しかし、いくら語りつづけても、タケルはまるで聞きたくないというように耳をふさいで、世界と自分を遮断してしまう。トコモンは言いあらわせない怒りが込み上げてきた。――あんなこと、タケルに言うなんて!思わず駆けだし、ピコデビモンを呼びだした。
―――…話ってなんだよ。
―――…タケルに嘘言わないでよ!
―――…嘘?何が嘘なんだよ。
―――…ヤマトがタケルのこと嫌いだって!!
―――…おや?どうしてそれが嘘なんだい?嘘だって証拠は?証拠があるなら見せてごらん?
先ほどとは随分と違う、嫌に落ち着きはらった声のピコデビモンはゆっくりと浮いて、木の枝にとまる。やけに余裕の表情で、非の打ちどころが見つけられない。トコモンは俯いて、「そんなの、ないけど、」と小さな声で呟く。
―――…はん!要するに証拠もなくて疑ったわけだ?知ってるかい?そういうの名誉棄損というんだよ。場合によっては、裁判を起こせる。
ピコモンは、やはり笑顔で、木の枝に宙づりになった。
―――…そうだ。法廷で争うかい?やってみるかーい?
―――…うう…っ!…ぷう!
トコモンは、我慢の限界だった。怒りに震えながら、口を開け、泡を吐き出す。ピンク色の泡は、ゆっくりとピコデビモンへと向かい、彼の体を大きく刺激した。
タイミング悪く、その場面だけをタケルが発見してしまった。彼は目をつりあげて、まっさかさまに落ちたピコデビモンを抱え、トコモンを睨みつける。
―――…何するんだよ!トコモン!
―――…なにって、
―――…今、乱暴したでしょ!
タケルは、完全にピコデビモンを信用し切っていた。結果としては悲しかったけれど、ピコデビモンはわざわざヤマトのところに行ってくれたのだ。トコモンは何もしてくれないのに。だから、ピコデビモンに危害を加えたトコモンに怒りが向く。

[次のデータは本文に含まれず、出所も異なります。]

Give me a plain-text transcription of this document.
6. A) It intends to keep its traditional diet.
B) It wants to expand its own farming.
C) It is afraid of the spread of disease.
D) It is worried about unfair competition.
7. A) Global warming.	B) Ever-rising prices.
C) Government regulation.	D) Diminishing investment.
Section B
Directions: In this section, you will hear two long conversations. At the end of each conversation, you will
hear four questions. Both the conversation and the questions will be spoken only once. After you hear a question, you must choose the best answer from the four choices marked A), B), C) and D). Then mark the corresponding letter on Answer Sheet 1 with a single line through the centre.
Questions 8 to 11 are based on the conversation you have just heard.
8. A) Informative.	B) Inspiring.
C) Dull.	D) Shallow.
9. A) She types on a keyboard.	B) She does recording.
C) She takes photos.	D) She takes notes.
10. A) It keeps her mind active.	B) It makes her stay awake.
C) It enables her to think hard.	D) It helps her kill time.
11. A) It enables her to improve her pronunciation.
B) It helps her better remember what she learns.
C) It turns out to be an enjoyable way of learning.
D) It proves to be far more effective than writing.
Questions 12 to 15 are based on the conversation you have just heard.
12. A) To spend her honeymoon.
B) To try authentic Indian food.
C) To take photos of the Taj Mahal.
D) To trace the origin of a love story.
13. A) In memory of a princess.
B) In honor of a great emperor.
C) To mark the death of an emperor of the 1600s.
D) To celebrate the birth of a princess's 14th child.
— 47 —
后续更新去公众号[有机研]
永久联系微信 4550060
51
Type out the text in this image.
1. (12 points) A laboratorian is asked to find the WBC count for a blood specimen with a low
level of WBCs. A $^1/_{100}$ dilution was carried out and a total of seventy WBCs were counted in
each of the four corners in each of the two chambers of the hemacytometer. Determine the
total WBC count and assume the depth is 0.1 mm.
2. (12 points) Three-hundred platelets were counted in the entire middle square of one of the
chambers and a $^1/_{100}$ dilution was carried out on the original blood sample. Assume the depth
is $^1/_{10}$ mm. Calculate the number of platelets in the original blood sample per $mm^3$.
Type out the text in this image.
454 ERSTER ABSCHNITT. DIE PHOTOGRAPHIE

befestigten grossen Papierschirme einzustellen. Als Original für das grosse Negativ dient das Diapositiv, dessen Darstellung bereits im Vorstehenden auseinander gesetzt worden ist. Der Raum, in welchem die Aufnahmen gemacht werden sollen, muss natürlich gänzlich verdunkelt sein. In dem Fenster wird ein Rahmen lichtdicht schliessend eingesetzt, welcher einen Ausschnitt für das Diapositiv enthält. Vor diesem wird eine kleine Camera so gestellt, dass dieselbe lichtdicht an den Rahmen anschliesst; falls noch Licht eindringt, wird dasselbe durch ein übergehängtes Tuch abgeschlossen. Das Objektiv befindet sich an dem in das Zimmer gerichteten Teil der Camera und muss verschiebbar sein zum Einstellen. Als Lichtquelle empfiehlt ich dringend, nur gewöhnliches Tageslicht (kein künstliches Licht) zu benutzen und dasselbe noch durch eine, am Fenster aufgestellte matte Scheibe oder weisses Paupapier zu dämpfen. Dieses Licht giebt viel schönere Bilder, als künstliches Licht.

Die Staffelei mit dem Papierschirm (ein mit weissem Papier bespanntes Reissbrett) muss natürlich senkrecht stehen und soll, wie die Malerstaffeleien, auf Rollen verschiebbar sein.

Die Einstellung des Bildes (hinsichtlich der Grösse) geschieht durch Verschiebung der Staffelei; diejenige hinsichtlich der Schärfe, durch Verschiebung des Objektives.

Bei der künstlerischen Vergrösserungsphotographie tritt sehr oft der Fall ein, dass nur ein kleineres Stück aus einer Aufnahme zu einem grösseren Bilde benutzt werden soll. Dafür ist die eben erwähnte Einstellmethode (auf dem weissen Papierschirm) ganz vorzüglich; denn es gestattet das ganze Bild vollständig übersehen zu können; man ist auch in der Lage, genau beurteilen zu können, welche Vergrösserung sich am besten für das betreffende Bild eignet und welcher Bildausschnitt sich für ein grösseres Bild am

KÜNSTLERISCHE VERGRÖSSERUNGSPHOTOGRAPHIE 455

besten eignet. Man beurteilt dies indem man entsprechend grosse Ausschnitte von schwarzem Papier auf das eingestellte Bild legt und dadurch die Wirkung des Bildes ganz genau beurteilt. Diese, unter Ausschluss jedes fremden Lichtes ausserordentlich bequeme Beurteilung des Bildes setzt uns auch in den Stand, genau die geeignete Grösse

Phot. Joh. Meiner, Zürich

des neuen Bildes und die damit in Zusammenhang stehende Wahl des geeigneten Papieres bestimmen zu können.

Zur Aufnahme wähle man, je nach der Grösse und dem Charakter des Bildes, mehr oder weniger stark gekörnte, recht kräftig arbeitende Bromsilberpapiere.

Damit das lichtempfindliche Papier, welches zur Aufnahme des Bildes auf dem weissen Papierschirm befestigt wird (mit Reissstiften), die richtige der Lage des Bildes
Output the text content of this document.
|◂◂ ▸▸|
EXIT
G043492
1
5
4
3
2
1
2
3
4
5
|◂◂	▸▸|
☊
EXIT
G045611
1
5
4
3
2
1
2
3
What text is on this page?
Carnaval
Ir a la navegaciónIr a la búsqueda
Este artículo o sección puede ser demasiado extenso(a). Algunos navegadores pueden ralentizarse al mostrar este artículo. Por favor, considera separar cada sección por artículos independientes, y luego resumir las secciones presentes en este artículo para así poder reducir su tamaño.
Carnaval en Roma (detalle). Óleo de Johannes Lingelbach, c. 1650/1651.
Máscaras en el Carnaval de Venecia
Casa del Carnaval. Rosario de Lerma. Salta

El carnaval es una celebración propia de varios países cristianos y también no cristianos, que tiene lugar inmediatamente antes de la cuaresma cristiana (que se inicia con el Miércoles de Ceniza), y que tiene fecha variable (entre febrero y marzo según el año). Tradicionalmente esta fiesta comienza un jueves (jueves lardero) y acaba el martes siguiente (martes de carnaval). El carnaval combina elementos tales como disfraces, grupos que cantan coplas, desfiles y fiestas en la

にやりとピコデビモンの口角が上がり、甘えるようにタケルにすり寄った。
―――…タケルゥ、トコモンを責めないでぇ。子供だから、僕とタケルが仲良くしている姿を見て、嫉妬しただけさ。そうだよねぇ、トコモン?
―――…ふん!
―――…なんだよ、その態度は!ピコデビモンに謝るんだ!
―――…やだ!謝らない!
―――…謝れ!
―――…絶対やだ!どうしても謝れって言うなら、僕出てく!!
それは口論の末に出た言葉の文と言うやつだった。しかし興奮しているタケルも止まらない。
―――…あっそう!勝手に出てったら!?
―――…出てっていいの…?
トコモンは、頭を鈍器で殴られたかのような痛みが突き刺す。視界が、徐々にぼやけはじめ、瞳を濡らす。ウソ、だよね?縋るように瞳を開ければ、タケルは顔を横に背けた。
―――…いいよ、別に!
―――…本当に出てくよ…?
―――…いいよ!あっ、そうだ!敵もいないんだし、これも、!
ポケットから、タケルは二つの希望を取出した。